Betona ölümüne tutkulu toplum
Yazar: Ercan Sever
En küçük sarsıntıda yerle bir olan beton evlerimiz maalesef şiş kebap, lokuma sıkışan Türk imajının parçası haline geldi. Karton kuleler gibi bir sarsıntı olsa da yıkılsam kıvamındaki evlerimizde can vermeyi kader haline getiren yine bizim yanlış tercihlerimiz. Ortalama beton olmayan, galvaniz ve alçıpan benzeri ürünler ile yapılan prefabrik bir evin metrekare maliyeti arsa payı hariç ortalama 300 TL civarında. Beton evlerde ise rakam 1500 TLden başlıyor. Buna rağmen zengin fakir ayırt etmeksizin beton yapıları tercih ediyoruz. Üstelik arazinin çok da pahalı olmadığı ve hafif malzemeli prefabrik konutların betonarme evlere oranla 10 kat, 20 kat daha ucuza mal olduğu ülkemizde beton ısrarımız felaketlere yol açıyor.
Aşk şiddetindeki beton tutkumuzu iyi okuyan müteahhitlik sektörü de beton yapıları alternatifsiz olarak pazara sunuyor. Kültürel midir, sosyolojik temelleri mi vardır bilinmez ama, beton olsun varsın 4 şiddetinde depremde çatlasın 5 şiddetinde yıkılsın, önemli değil takıntımızı bazı müteahhitler iyi kullanıyorlar. Şatafatlı reklam kampanyaları, bol sıfırlı fiyatları ile beton evler kapışıldıkça yine bazı müteahhitler inşaat sektöründe makyaj dışında yapısal arayışa girme gereği hissetmiyorlar.
Beton tutkusu ve lobisi
Sık sık haber programlarında izlediğimiz kasırgaya kapılıp uçan mahalle, sokak görüntülerinden anladığımız kadarı ile özellikle Amerikalılar zor hava koşullarına rağmen hafif malzemeli prefabrik evleri tercih ediyorlar. Kasırgayı ancak haberlerden veya filmlerden tanıyan bizler ise sanırım Amerikalılardan daha zengin ve akıllı olduğumuz için betonu tercih ediyoruz. Beton altında ezilen bedenler, dev taş kalıpların arasında bulunamayan cesetler bizi yıldırmıyor. Yeter ki beton olsun
Çelik konstrüksiyon ise bizler için çok yeni kavram. Hadi halk zengin o nedenle prefabrik evleri tercih etmiyor bari çelik konstrüksiyon yapılar ön plana çıksın. Ancak o da beton tutkusu ve bu tutkuyu kullanan beton lobisine takılıyor. Ayrıca çelik konstrüksiyon yapılara sadece sektör ve bizler değil mevzuat da yabancı. Her şeye rağmen riski göze alıp çelik konstrüksiyon yapı üretmek isteyen inşaatçılar ise mevzuat hazretlerine takılmaktan ve engellenmekten şikayetçiler.

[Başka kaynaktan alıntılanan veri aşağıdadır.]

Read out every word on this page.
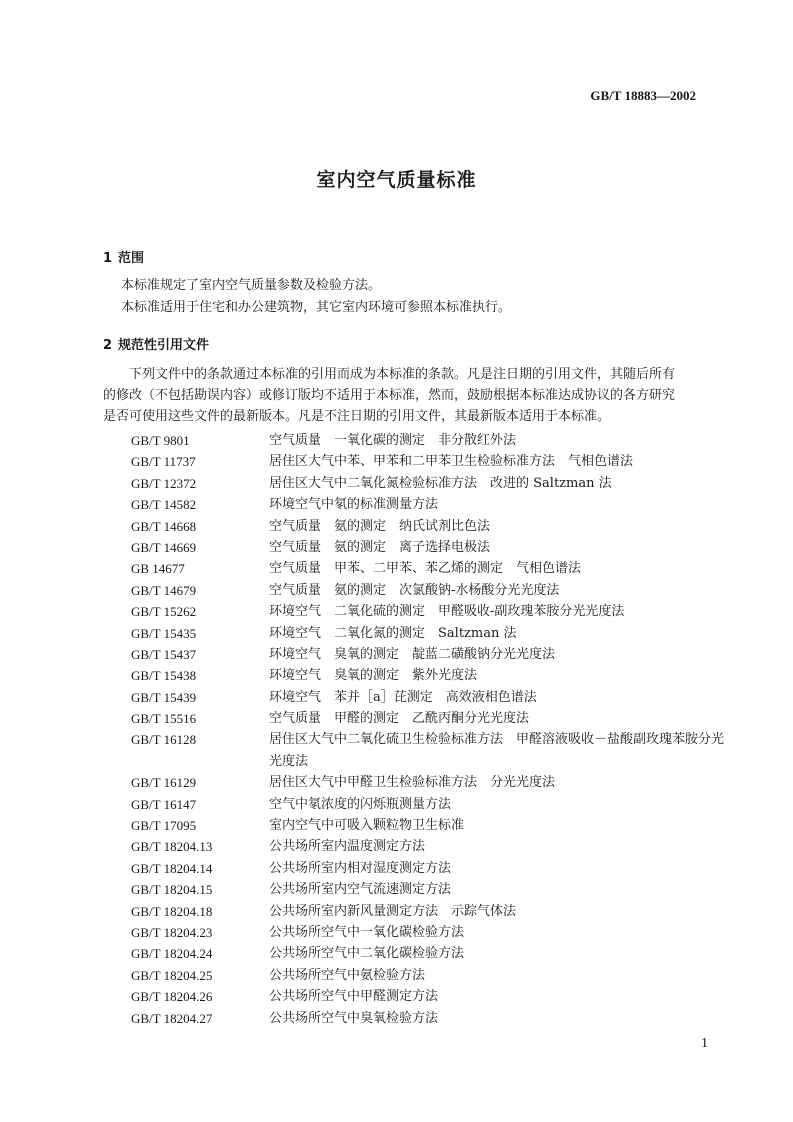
GB/T 18883—2002
室内空气质量标准
1 范围
本标准规定了室内空气质量参数及检验方法。
本标准适用于住宅和办公建筑物，其它室内环境可参照本标准执行。
2 规范性引用文件
　　下列文件中的条款通过本标准的引用而成为本标准的条款。凡是注日期的引用文件，其随后所有
的修改（不包括勘误内容）或修订版均不适用于本标准，然而，鼓励根据本标准达成协议的各方研究
是否可使用这些文件的最新版本。凡是不注日期的引用文件，其最新版本适用于本标准。
GB/T 9801	空气质量　一氧化碳的测定　非分散红外法
GB/T 11737	居住区大气中苯、甲苯和二甲苯卫生检验标准方法　气相色谱法
GB/T 12372	居住区大气中二氧化氮检验标准方法　改进的 Saltzman 法
GB/T 14582	环境空气中氡的标准测量方法
GB/T 14668	空气质量　氨的测定　纳氏试剂比色法
GB/T 14669	空气质量　氨的测定　离子选择电极法
GB 14677	空气质量　甲苯、二甲苯、苯乙烯的测定　气相色谱法
GB/T 14679	空气质量　氨的测定　次氯酸钠-水杨酸分光光度法
GB/T 15262	环境空气　二氧化硫的测定　甲醛吸收-副玫瑰苯胺分光光度法
GB/T 15435	环境空气　二氧化氮的测定　Saltzman 法
GB/T 15437	环境空气　臭氧的测定　靛蓝二磺酸钠分光光度法
GB/T 15438	环境空气　臭氧的测定　紫外光度法
GB/T 15439	环境空气　苯并［a］芘测定　高效液相色谱法
GB/T 15516	空气质量　甲醛的测定　乙酰丙酮分光光度法
GB/T 16128	居住区大气中二氧化硫卫生检验标准方法　甲醛溶液吸收－盐酸副玫瑰苯胺分光光度法
GB/T 16129	居住区大气中甲醛卫生检验标准方法　分光光度法
GB/T 16147	空气中氡浓度的闪烁瓶测量方法
GB/T 17095	室内空气中可吸入颗粒物卫生标准
GB/T 18204.13	公共场所室内温度测定方法
GB/T 18204.14	公共场所室内相对湿度测定方法
GB/T 18204.15	公共场所室内空气流速测定方法
GB/T 18204.18	公共场所室内新风量测定方法　示踪气体法
GB/T 18204.23	公共场所空气中一氧化碳检验方法
GB/T 18204.24	公共场所空气中二氧化碳检验方法
GB/T 18204.25	公共场所空气中氨检验方法
GB/T 18204.26	公共场所空气中甲醛测定方法
GB/T 18204.27	公共场所空气中臭氧检验方法
1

Art arda yaşadığımız depremler yapı güvenliğini gündemimize soktu. Zemin etüdü, depreme dayanıklı bina günlük terminolojimize yerleşti. Ulaşım ve altyapı kaygılarını anlamakla beraber toplum olarak bizi deprem ölümlerinden koruyacak hafif malzemeli ve esnek prefabrik evleri neden bir türlü gündeme almıyoruz sorusunun yanıtını ise bulamıyorum.